“What did I do wrong?” my mom asked. “I parented your two brothers the same way I did the other three of you.”
It was a question Mom asked repeatedly in the waning years of her life, after one of my brothers died of a prescription drug overdose. When she died last fall, another of my brothers was incarcerated for the third time for crimes related to his heroin addiction. In the lowest point of his life so far, he forged one of my mother’s checks and used the money to buy heroin.
This week my brother finished serving his sentence for stealing from his dying mother. And I yearn for this to be the time when he finds what he needs to break free of his addiction and stay clean.
My sister, my oldest brother, and I laid our mother to rest last year without the two brothers Mom mourned for most of their adult lives. As we looked at family pictures in preparation for her funeral, I found it hard to reconcile my two lost brothers with the chubby blonde babies my mother so adored.
When my youngest brother was a senior in high school, his English teacher tried hard to help him become more than functionally literate. She told my mother, “We failed him somewhere along the way.”
Mom wept when she told me what his teacher had said, how the teacher had explained that my brother was passed on because he was “such a nice kid” and that that had been a disservice to him.
I had been an English teacher for five years then, and that was the exact moment I decided to get a graduate degree in reading. I tried hard never to give up on students like my brother, and yet I know that there are adults like him out there who sat in my classroom when I was hoping to save the world.
I think of my brother and students like him when the public discourse proclaims that the education system is broken and that teachers are to blame. His teacher was wiser than she knew. “We” did fail him—though no single teacher ever did. By “we,” she meant that the entire system and the society he lived in failed him, though no one really intended to. He had the same dedicated teachers that helped my sister and me become the first two of our grandparents’ 52 grandchildren to graduate from college.
If there’s one thing I’m sure of about education reform, it is that we need to stop looking for scapegoats and start looking for systemic and societal solutions to the problems that plague us. It is fruitless to beat down teachers who, by and large, work hard to help their students succeed.
Each time the pendulum swings from party to party, new solutions are proposed to appease the constituencies of the party in power. We need leaders who have the vision to look beyond the rhetoric of both sides—leaders who understand that none of us have the answer. If either side had a solution, it would have worked by now.

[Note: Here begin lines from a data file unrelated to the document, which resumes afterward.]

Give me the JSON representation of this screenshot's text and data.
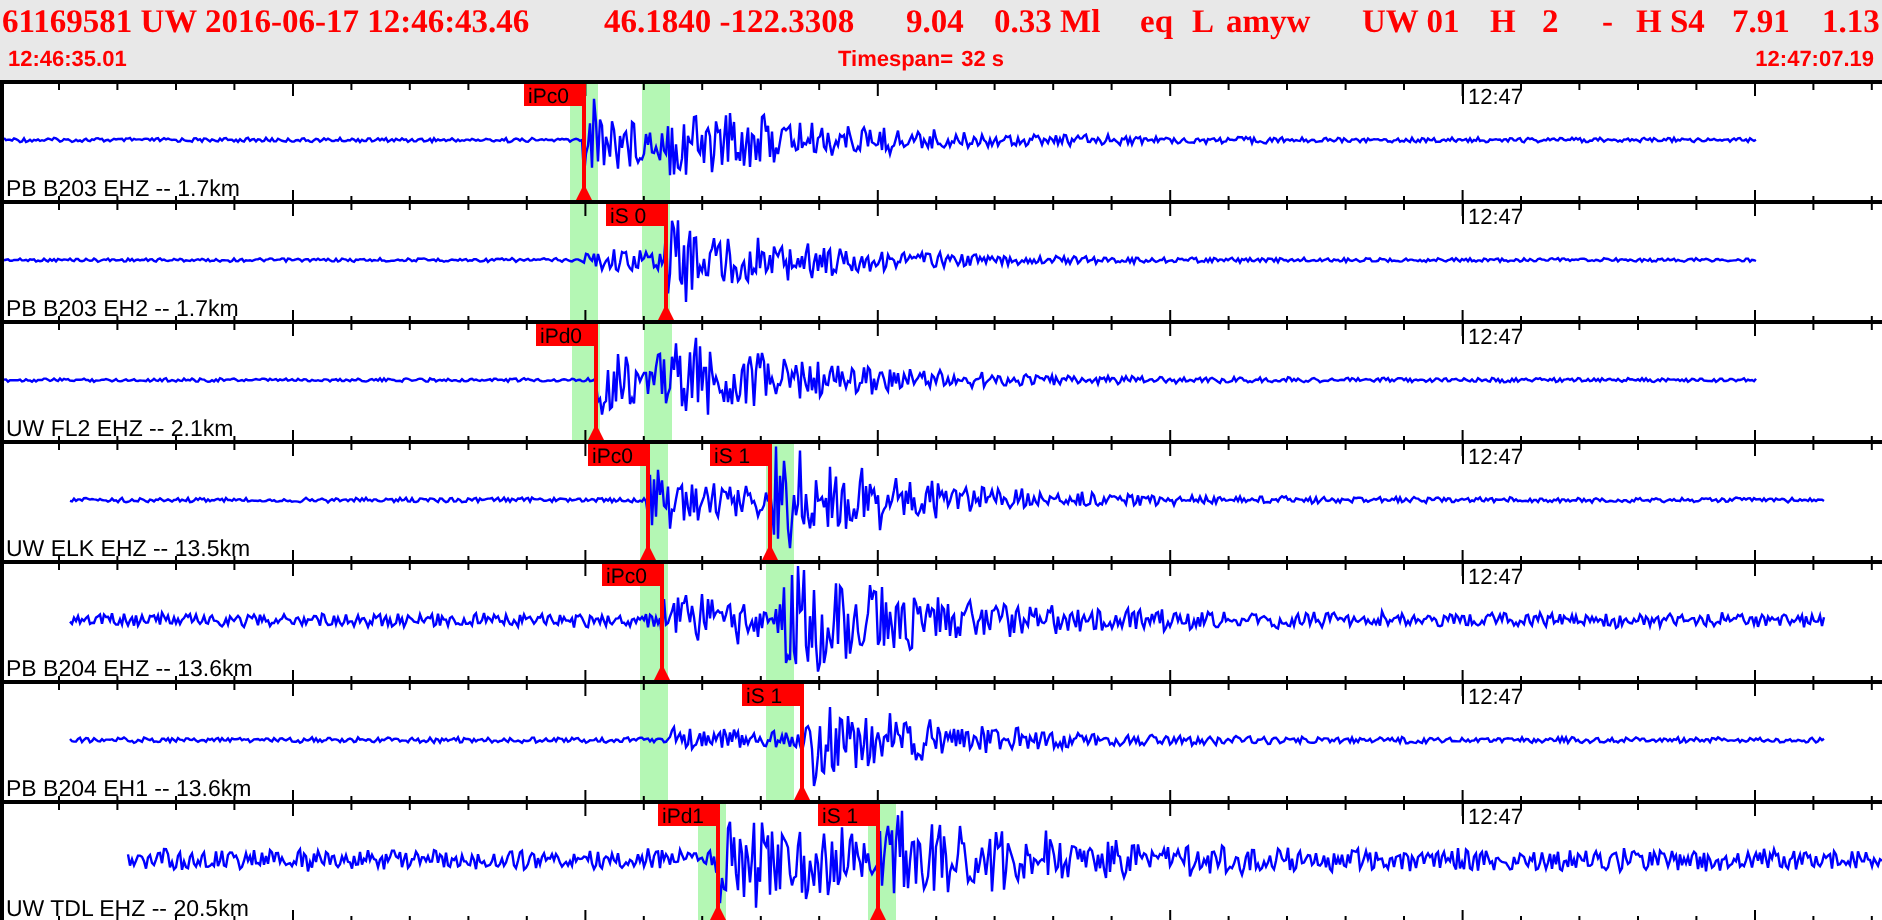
{
  "header": {
    "fields": [
      "61169581 UW 2016-06-17 12:46:43.46",
      "46.1840 -122.3308",
      "9.04",
      "0.33 Ml",
      "eq",
      "L",
      "amyw",
      "UW 01",
      "H",
      "2",
      "-",
      "H S4",
      "7.91",
      "1.13"
    ]
  },
  "time_bar": {
    "start": "12:46:35.01",
    "timespan_label": "Timespan=",
    "timespan_value": "32 s",
    "end": "12:47:07.19"
  },
  "traces": [
    {
      "station": "PB B203 EHZ -- 1.7km",
      "time_marker": "12:47",
      "picks": [
        {
          "label": "iPc0"
        }
      ]
    },
    {
      "station": "PB B203 EH2 -- 1.7km",
      "time_marker": "12:47",
      "picks": [
        {
          "label": "iS 0"
        }
      ]
    },
    {
      "station": "UW FL2 EHZ -- 2.1km",
      "time_marker": "12:47",
      "picks": [
        {
          "label": "iPd0"
        }
      ]
    },
    {
      "station": "UW ELK EHZ -- 13.5km",
      "time_marker": "12:47",
      "picks": [
        {
          "label": "iPc0"
        },
        {
          "label": "iS 1"
        }
      ]
    },
    {
      "station": "PB B204 EHZ -- 13.6km",
      "time_marker": "12:47",
      "picks": [
        {
          "label": "iPc0"
        }
      ]
    },
    {
      "station": "PB B204 EH1 -- 13.6km",
      "time_marker": "12:47",
      "picks": [
        {
          "label": "iS 1"
        }
      ]
    },
    {
      "station": "UW TDL EHZ -- 20.5km",
      "time_marker": "12:47",
      "picks": [
        {
          "label": "iPd1"
        },
        {
          "label": "iS 1"
        }
      ]
    }
  ]
}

Part of our problem is that all of us have had teachers—both good and bad—and we tend to latch on to the solutions that most fit the teachers who were part of our own educational experience. And few of us look at the larger system and society that influence the way those teachers are able to do their jobs.
We educators cannot protect teachers who are harming children by ignoring their incompetence. But neither can a society demoralize all teachers by blaming them and taking away the pensions of those who have dedicated their lives to our nation’s children.
Neither of these solutions has proven viable. And neither has pointing blame at the losers in the aftermath of an election. While our educational policies shift from one extreme to the other, our nation’s children suffer.
In most instances, no single culprit causes the demise of a child like my brothers. And no single one of us can fix this problem alone. Where are the leaders—in our unions, in our professional organizations, in our legislative bodies—who are willing to take the risk of doing something that may not be politically viable?
We continue on the path we’ve chosen at our own peril. The more children we lose as we delay working together, the more our society will suffer. We need to lift up our children—to equip them to do better than we have been able to do. We can do it, but it will take every single one of us, working together to overcome the cacophony of pundits who loudly control our social discourse.
This week I attended the annual convention of the National Council of the Teachers of English. Most of the teachers I talked with paid their own way to the convention—even those who were presenters. Because the conference was in Washington, DC, I paid only the registration fee, but many of these teachers paid for their own airfare and accommodations as well.
I can’t begin to count the number of times someone has said to me, “In the real world…,” followed by a criticism of teachers. But I don’t have a single acquaintance in government, in business, or in a nonprofit who pays his or her own way to a professional event.
Every teacher I talked with thought the conference was worth the money spent. All of them cared passionately about finding ways to reach our disconnected and disempowered young people. And the majority of questions asked at the end of the sessions I attended focused on how to help children like my brother.
You hear those stories, too. So tell me a story—one that lifts us up—perhaps a story of someone who disagrees with your political views who has done something worthwhile for one of those children. These are the narratives that can lead us forward.